En l’espèce, le bail du locataire est résilié en première instance, par acquisition de la clause résolutoire, pour impayés locatifs. Le locataire interjette appel de cette ordonnance ; il en demande la réformation au motif qu’il ne peut pas exploiter les locaux conformément à la destination contractuelle, qui s’avérait en l’espèce, particulièrement large.

En effet, les locaux autorisaient les activités suivantes : « Boulanger, et/ou Pâtisserie, et/ou Traiteur, et/ou restauration rapide à emporter ou sur place, et/ou sandwicherie et/ou Pizza ».

Le locataire réclamait donc la mise en œuvre d’un système d’extraction des fumées, pour développer une activité de restauration rapide de type pizzeria.

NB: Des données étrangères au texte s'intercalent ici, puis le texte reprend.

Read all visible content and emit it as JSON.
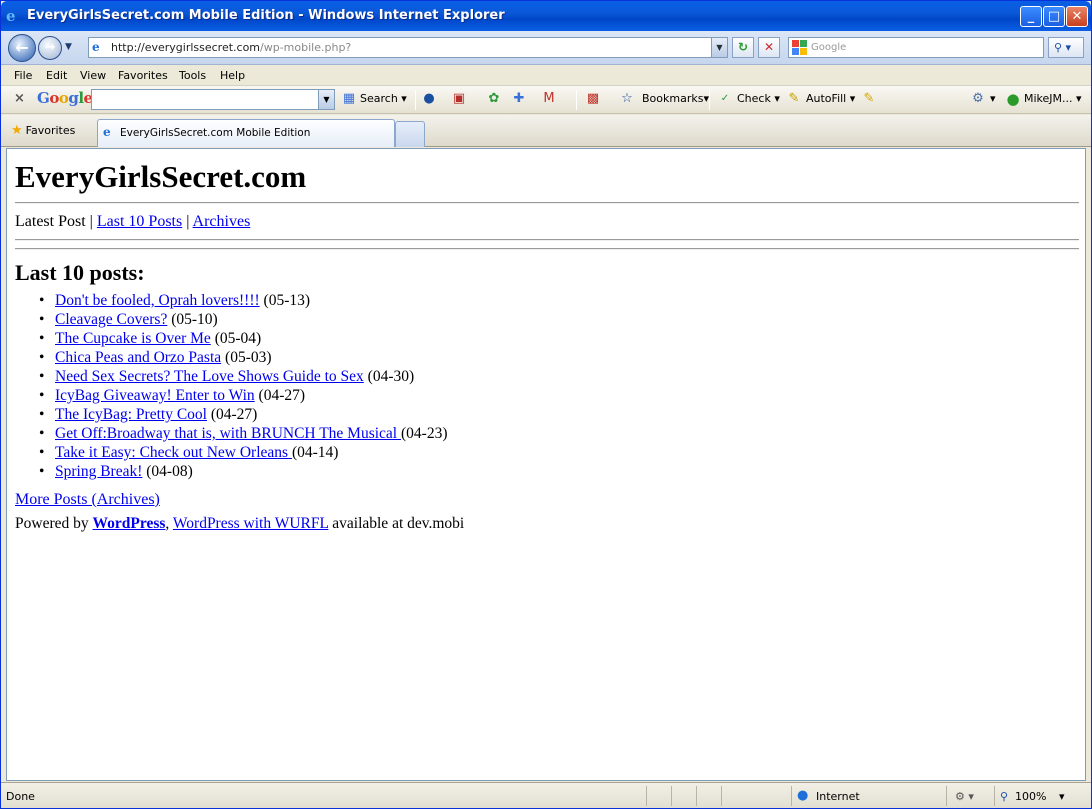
{
  "window": {
    "title": "EveryGirlsSecret.com Mobile Edition - Windows Internet Explorer",
    "buttons": {
      "minimize": "_",
      "maximize": "□",
      "close": "✕"
    }
  },
  "address_bar": {
    "url_host": "http://everygirlssecret.com",
    "url_path": "/wp-mobile.php?",
    "search_placeholder": "Google"
  },
  "menu": [
    "File",
    "Edit",
    "View",
    "Favorites",
    "Tools",
    "Help"
  ],
  "google_toolbar": {
    "close": "×",
    "logo": "Google",
    "search_label": "Search",
    "bookmarks_label": "Bookmarks",
    "check_label": "Check",
    "autofill_label": "AutoFill",
    "user_label": "MikeJM..."
  },
  "tabs": {
    "favorites_label": "Favorites",
    "active_tab_label": "EveryGirlsSecret.com Mobile Edition"
  },
  "page": {
    "site_title": "EveryGirlsSecret.com",
    "nav": {
      "latest": "Latest Post",
      "sep1": " | ",
      "last10": "Last 10 Posts",
      "sep2": " | ",
      "archives": "Archives"
    },
    "section_title": "Last 10 posts:",
    "posts": [
      {
        "title": "Don't be fooled, Oprah lovers!!!!",
        "date": " (05-13)"
      },
      {
        "title": "Cleavage Covers?",
        "date": " (05-10)"
      },
      {
        "title": "The Cupcake is Over Me",
        "date": " (05-04)"
      },
      {
        "title": "Chica Peas and Orzo Pasta",
        "date": " (05-03)"
      },
      {
        "title": "Need Sex Secrets? The Love Shows Guide to Sex",
        "date": " (04-30)"
      },
      {
        "title": "IcyBag Giveaway! Enter to Win",
        "date": " (04-27)"
      },
      {
        "title": "The IcyBag: Pretty Cool",
        "date": " (04-27)"
      },
      {
        "title": "Get Off:Broadway that is, with BRUNCH The Musical ",
        "date": "(04-23)"
      },
      {
        "title": "Take it Easy: Check out New Orleans ",
        "date": "(04-14)"
      },
      {
        "title": "Spring Break!",
        "date": " (04-08)"
      }
    ],
    "more_posts": "More Posts (Archives)",
    "powered": {
      "prefix": "Powered by ",
      "wordpress": "WordPress",
      "comma": ", ",
      "wurfl": "WordPress with WURFL",
      "suffix": " available at dev.mobi"
    }
  },
  "status": {
    "text": "Done",
    "zone": "Internet",
    "zoom": "100%"
  }
}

Au cas d’espèce, Le conduit d’extraction existait, mais il s’arrêtait au deuxième étage de l'immeuble et ne débouchait pas en toiture. Il ne permettait donc pas l’exploitation normale d’une activité de pizzeria conformément à la destination convenue.

Le fait que le locataire, qui avait acquis le fonds de commerce, ait pu être informé de cette situation, ne faisait pas obstacle à sa demande de délivrance conforme des locaux, incluant l’accessoire essentiel qu’est le système d’extraction.

Le locataire n’était pas resté inactif : il avait engagé des échanges avec le syndic de copropriété, qui avait accepté le principe de la tenue d’une assemblée générale extraordinaire afin de soumettre le projet aux copropriétaires. La bailleresse, qui devait en avancer les frais en sa qualité de copropriétaire, s’y est toutefois opposée. Dans le même temps, la bailleresse avait fait délivrer au preneur un commandement de payer visant la clause résolutoire, puis l’avait assigné en référé aux fins de faire constater l’acquisition de celle-ci

Dans ces conditions, l’argument tenant à l'exception d’inexécution était "sérieux", et la décision de première instance, infirmée en toutes ses dispositions. La cour n’a toutefois pas dispensé définitivement le preneur de ses loyers : elle l’a autorisé à les suspendre, à charge de les consigner auprès de la Caisse des dépôts jusqu’à la mise en place d’un conduit dûment autorisé.